Photographie : Katia Chausheva.

Etait-ce seulement l'effleurement du jour qui m'attachait à vous, ce lacet noir que vous portiez au cou, cette aile de papillon qui faisait son tremblement sur la plaine claire de votre épaule ? Etait-ce la lumière, son poudroiement de cendre grise ? Etait-ce le doute dans lequel vous me laissiez de vous, comme sur le bord d'une lagune solitaire, le ciel faisant sa courbe d'infini ? Etait-ce donc cela l'air de Dubrovnik, une presque apparition, comme un étain sur le point de s'effacer ? J'étais arrivé la veille, dans la brume solaire de fin octobre, pensant trouver, dans la vieille ville de Raguse, la fraîcheur et, surtout, le calme auquel j'aspirais. Ma légendaire naïveté s'était rapidement teintée d'une amère déception, la foule était encore là qui faisait ses confluences dans les artères de la ville close. Comme un lent étouffement, une imperceptible reptation dont je ne ressortirais qu'avec de bien pénibles meurtrissures. Cette houle des curieux anonymes, leurs yeux globuleux comme ceux des pieuvres, leurs tentacules qui, partout, déployaient leur viscosité dans le lacis des ruelles, près des monuments d'antiques pierres, il fallait m'en distraire à jamais. J'étais rentré de bonne heure faire une retraite entre les cloisons fraîches de ma chambre, rideaux tirés sur le jour. Au travers de la percale, j'apercevais, comme dans une brume bienfaisante, les luisances assourdies de la mer, l'émergence d'une île coiffée de verdure, le balancement d'eucalyptus sous la brise du large. Distraitement, j'avais ouvert un livre, "Palomar", d'Italo Calvino, ouvrage que je tenais toujours à moins de deux coudées de ma conscience. J'aimais sa fraîcheur, sa spontanéité, la façon de vivre de Palomar et sa manière de voir le monde, avec la lucidité qui convient aux âmes simples, en même temps qu'elle participe à leur constant agacement.

"Monsieur Palomar, homme nerveux vivant dans un monde frénétique et congestionné, a tendance à réduire ses relations avec le monde extérieur et, pour se défendre de la neurasthénie générale, il cherche à contrôler le plus possible ses sensations."

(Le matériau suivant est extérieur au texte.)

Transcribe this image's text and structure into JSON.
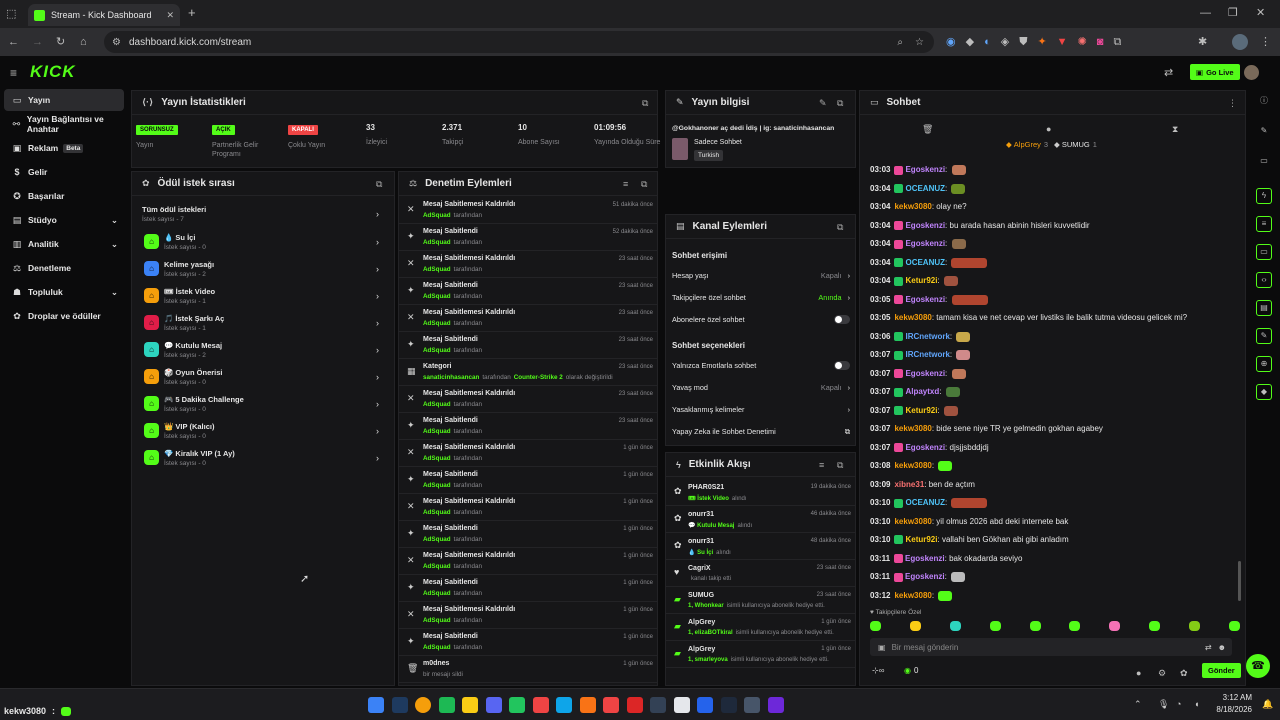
{
  "browser": {
    "tab_title": "Stream - Kick Dashboard",
    "url": "dashboard.kick.com/stream"
  },
  "app": {
    "logo": "KICK",
    "go_live": "Go Live"
  },
  "sidebar": {
    "items": [
      {
        "label": "Yayın",
        "icon": "video-icon"
      },
      {
        "label": "Yayın Bağlantısı ve Anahtar",
        "icon": "link-icon"
      },
      {
        "label": "Reklam",
        "icon": "ad-icon",
        "badge": "Beta"
      },
      {
        "label": "Gelir",
        "icon": "money-icon"
      },
      {
        "label": "Başarılar",
        "icon": "trophy-icon"
      },
      {
        "label": "Stüdyo",
        "icon": "studio-icon"
      },
      {
        "label": "Analitik",
        "icon": "chart-icon"
      },
      {
        "label": "Denetleme",
        "icon": "hammer-icon"
      },
      {
        "label": "Topluluk",
        "icon": "users-icon"
      },
      {
        "label": "Droplar ve ödüller",
        "icon": "gift-icon"
      }
    ]
  },
  "stats": {
    "title": "Yayın İstatistikleri",
    "items": [
      {
        "badge": "SORUNSUZ",
        "label": "Yayın"
      },
      {
        "badge": "AÇIK",
        "label": "Partnerlik Gelir Programı"
      },
      {
        "badge": "KAPALI",
        "label": "Çoklu Yayın"
      },
      {
        "value": "33",
        "label": "İzleyici"
      },
      {
        "value": "2.371",
        "label": "Takipçi"
      },
      {
        "value": "10",
        "label": "Abone Sayısı"
      },
      {
        "value": "01:09:56",
        "label": "Yayında Olduğu Süre"
      }
    ]
  },
  "rewards": {
    "title": "Ödül istek sırası",
    "items": [
      {
        "name": "Tüm ödül istekleri",
        "sub": "İstek sayısı - 7"
      },
      {
        "name": "💧 Su İçi",
        "sub": "İstek sayısı - 0"
      },
      {
        "name": "Kelime yasağı",
        "sub": "İstek sayısı - 2"
      },
      {
        "name": "🎟 İstek Video",
        "sub": "İstek sayısı - 1"
      },
      {
        "name": "🎵 İstek Şarkı Aç",
        "sub": "İstek sayısı - 1"
      },
      {
        "name": "💬 Kutulu Mesaj",
        "sub": "İstek sayısı - 2"
      },
      {
        "name": "🎲 Oyun Önerisi",
        "sub": "İstek sayısı - 0"
      },
      {
        "name": "🎮 5 Dakika Challenge",
        "sub": "İstek sayısı - 0"
      },
      {
        "name": "👑 VIP (Kalıcı)",
        "sub": "İstek sayısı - 0"
      },
      {
        "name": "💎 Kiralık VIP (1 Ay)",
        "sub": "İstek sayısı - 0"
      }
    ]
  },
  "moderation": {
    "title": "Denetim Eylemleri",
    "by": "tarafından",
    "items": [
      {
        "t": "Mesaj Sabitlemesi Kaldırıldı",
        "u": "AdSquad",
        "time": "51 dakika önce"
      },
      {
        "t": "Mesaj Sabitlendi",
        "u": "AdSquad",
        "time": "52 dakika önce"
      },
      {
        "t": "Mesaj Sabitlemesi Kaldırıldı",
        "u": "AdSquad",
        "time": "23 saat önce"
      },
      {
        "t": "Mesaj Sabitlendi",
        "u": "AdSquad",
        "time": "23 saat önce"
      },
      {
        "t": "Mesaj Sabitlemesi Kaldırıldı",
        "u": "AdSquad",
        "time": "23 saat önce"
      },
      {
        "t": "Mesaj Sabitlendi",
        "u": "AdSquad",
        "time": "23 saat önce"
      },
      {
        "t": "Kategori",
        "u": "sanaticinhasancan",
        "extra": "Counter-Strike 2",
        "extra_text": "olarak değiştirildi",
        "time": "23 saat önce"
      },
      {
        "t": "Mesaj Sabitlemesi Kaldırıldı",
        "u": "AdSquad",
        "time": "23 saat önce"
      },
      {
        "t": "Mesaj Sabitlendi",
        "u": "AdSquad",
        "time": "23 saat önce"
      },
      {
        "t": "Mesaj Sabitlemesi Kaldırıldı",
        "u": "AdSquad",
        "time": "1 gün önce"
      },
      {
        "t": "Mesaj Sabitlendi",
        "u": "AdSquad",
        "time": "1 gün önce"
      },
      {
        "t": "Mesaj Sabitlemesi Kaldırıldı",
        "u": "AdSquad",
        "time": "1 gün önce"
      },
      {
        "t": "Mesaj Sabitlendi",
        "u": "AdSquad",
        "time": "1 gün önce"
      },
      {
        "t": "Mesaj Sabitlemesi Kaldırıldı",
        "u": "AdSquad",
        "time": "1 gün önce"
      },
      {
        "t": "Mesaj Sabitlendi",
        "u": "AdSquad",
        "time": "1 gün önce"
      },
      {
        "t": "Mesaj Sabitlemesi Kaldırıldı",
        "u": "AdSquad",
        "time": "1 gün önce"
      },
      {
        "t": "Mesaj Sabitlendi",
        "u": "AdSquad",
        "time": "1 gün önce"
      },
      {
        "t": "m0dnes",
        "u": "",
        "sub": "bir mesajı sildi",
        "time": "1 gün önce"
      }
    ]
  },
  "stream_info": {
    "title": "Yayın bilgisi",
    "stream_title": "@Gokhanoner aç dedi İdiş | ig: sanaticinhasancan",
    "category": "Sadece Sohbet",
    "tag": "Turkish"
  },
  "channel": {
    "title": "Kanal Eylemleri",
    "section1": "Sohbet erişimi",
    "rows1": [
      {
        "label": "Hesap yaşı",
        "value": "Kapalı"
      },
      {
        "label": "Takipçilere özel sohbet",
        "value": "Anında"
      },
      {
        "label": "Abonelere özel sohbet",
        "value": ""
      }
    ],
    "section2": "Sohbet seçenekleri",
    "rows2": [
      {
        "label": "Yalnızca Emotlarla sohbet",
        "value": ""
      },
      {
        "label": "Yavaş mod",
        "value": "Kapalı"
      },
      {
        "label": "Yasaklanmış kelimeler",
        "value": ""
      },
      {
        "label": "Yapay Zeka ile Sohbet Denetimi",
        "value": ""
      }
    ]
  },
  "activity": {
    "title": "Etkinlik Akışı",
    "items": [
      {
        "u": "PHAR0S21",
        "d": "🎟 İstek Video",
        "d2": "alındı",
        "time": "19 dakika önce"
      },
      {
        "u": "onurr31",
        "d": "💬 Kutulu Mesaj",
        "d2": "alındı",
        "time": "46 dakika önce"
      },
      {
        "u": "onurr31",
        "d": "💧 Su İçi",
        "d2": "alındı",
        "time": "48 dakika önce"
      },
      {
        "u": "CagriX",
        "d": "",
        "d2": "kanalı takip etti",
        "time": "23 saat önce"
      },
      {
        "u": "SUMUG",
        "d": "1, Whonkear",
        "d2": "isimli kullanıcıya abonelik hediye etti.",
        "time": "23 saat önce"
      },
      {
        "u": "AlpGrey",
        "d": "1, elizaBOTkiral",
        "d2": "isimli kullanıcıya abonelik hediye etti.",
        "time": "1 gün önce"
      },
      {
        "u": "AlpGrey",
        "d": "1, smarleyova",
        "d2": "isimli kullanıcıya abonelik hediye etti.",
        "time": "1 gün önce"
      }
    ]
  },
  "chat": {
    "title": "Sohbet",
    "top_gifters": [
      "AlpGrey",
      "3",
      "SUMUG",
      "1"
    ],
    "followers_only": "Takipçilere Özel",
    "placeholder": "Bir mesaj gönderin",
    "send": "Gönder",
    "count": "0",
    "messages": [
      {
        "time": "03:03",
        "user": "Egoskenzi",
        "color": "#c084fc",
        "msg": "",
        "emote": "#c0785a"
      },
      {
        "time": "03:04",
        "user": "OCEANUZ",
        "color": "#4fc3f7",
        "msg": "",
        "emote": "#6b8e23"
      },
      {
        "time": "03:04",
        "user": "kekw3080",
        "color": "#f59e0b",
        "msg": "olay ne?"
      },
      {
        "time": "03:04",
        "user": "Egoskenzi",
        "color": "#c084fc",
        "msg": "bu arada hasan abinin hisleri kuvvetlidir"
      },
      {
        "time": "03:04",
        "user": "Egoskenzi",
        "color": "#c084fc",
        "msg": "",
        "emote": "#8a6a4a"
      },
      {
        "time": "03:04",
        "user": "OCEANUZ",
        "color": "#4fc3f7",
        "msg": "",
        "emote": "#b0452f"
      },
      {
        "time": "03:04",
        "user": "Ketur92i",
        "color": "#facc15",
        "msg": "",
        "emote": "#a0523f"
      },
      {
        "time": "03:05",
        "user": "Egoskenzi",
        "color": "#c084fc",
        "msg": "",
        "emote": "#b0452f"
      },
      {
        "time": "03:05",
        "user": "kekw3080",
        "color": "#f59e0b",
        "msg": "tamam kisa ve net cevap ver livstiks ile balik tutma videosu gelicek mi?"
      },
      {
        "time": "03:06",
        "user": "IRCnetwork",
        "color": "#60a5fa",
        "msg": "",
        "emote": "#c8a84a"
      },
      {
        "time": "03:07",
        "user": "IRCnetwork",
        "color": "#60a5fa",
        "msg": "",
        "emote": "#d08a8a"
      },
      {
        "time": "03:07",
        "user": "Egoskenzi",
        "color": "#c084fc",
        "msg": "",
        "emote": "#c0785a"
      },
      {
        "time": "03:07",
        "user": "Alpaytxd",
        "color": "#c084fc",
        "msg": "",
        "emote": "#4a7a3a"
      },
      {
        "time": "03:07",
        "user": "Ketur92i",
        "color": "#facc15",
        "msg": "",
        "emote": "#a0523f"
      },
      {
        "time": "03:07",
        "user": "kekw3080",
        "color": "#f59e0b",
        "msg": "bide sene niye TR ye gelmedin gokhan agabey"
      },
      {
        "time": "03:07",
        "user": "Egoskenzi",
        "color": "#c084fc",
        "msg": "djsjjsbddjdj"
      },
      {
        "time": "03:08",
        "user": "kekw3080",
        "color": "#f59e0b",
        "msg": "",
        "emote": "#53fc18"
      },
      {
        "time": "03:09",
        "user": "xibne31",
        "color": "#f87171",
        "msg": "ben de açtım"
      },
      {
        "time": "03:10",
        "user": "OCEANUZ",
        "color": "#4fc3f7",
        "msg": "",
        "emote": "#b0452f"
      },
      {
        "time": "03:10",
        "user": "kekw3080",
        "color": "#f59e0b",
        "msg": "yil olmus 2026 abd deki internete bak"
      },
      {
        "time": "03:10",
        "user": "Ketur92i",
        "color": "#facc15",
        "msg": "vallahi ben Gökhan abi gibi anladım"
      },
      {
        "time": "03:11",
        "user": "Egoskenzi",
        "color": "#c084fc",
        "msg": "bak okadarda seviyo"
      },
      {
        "time": "03:11",
        "user": "Egoskenzi",
        "color": "#c084fc",
        "msg": "",
        "emote": "#bbbbbb"
      },
      {
        "time": "03:12",
        "user": "kekw3080",
        "color": "#f59e0b",
        "msg": "",
        "emote": "#53fc18"
      }
    ]
  },
  "overlay": {
    "user": "kekw3080"
  },
  "taskbar": {
    "time": "3:12 AM",
    "date": "8/18/2026"
  },
  "colors": {
    "accent": "#53fc18",
    "bg": "#0b0b0c",
    "panel": "#161618"
  }
}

Suivait la méditation de Monsieur Palomar au sujet d'une vague dont il essayait d'inventorier tous les mouvements, afin que cette patiente observation parvînt à renverser le temps, l'ordre du monde et à installer, dans son âme, la sérénité qu'il cherchait à y trouver. Mais ses persévérants efforts se soldaient, toujours, par un échec, résultant de la fausseté du raisonnement doublée d'une belle ingénuité. Le soir venu, alors que la brume de mer se levait et que l'air fraîchissait dans une belle teinte d'indigo, je gagnai la terrasse d'un restaurant donnant sur le vaste horizon. Des passants y déambulaient mais dans la juste mesure du crépuscule. La houle des touristes était devenue mer presque étale, en même temps que mes mœurs s'adoucissaient dans un genre de douce écume. Il ne me déplaisait pas de penser que Dubrovnik, par je ne sais quel miracle du temps, était redevenue l'antique Raguse, blottie dans l'enceinte de ses remparts, genre d'île hors du monde et de ses rumeurs. Les réverbères de la ville s'étaient allumés, faisant leurs halos verts et la nuit venait à pas comptés, laissant derrière elle les copeaux blancs du jour et leurs agitations étoilées. Quelques rares passants - dont je pensais qu'à cette heure tardive, ils s'intéresseraient plus au sens des choses qu'à leur simple réverbération -, déambulaient dans les ruelles de la cité déjà prises d'une encre profonde. "Plus on se rapprochait des abysses, plus on avait de chances d'échapper au tumulte du monde", formulais-je à mi-voix comme si, par distraction, j'avais endossé les habits de Monsieur Palomar.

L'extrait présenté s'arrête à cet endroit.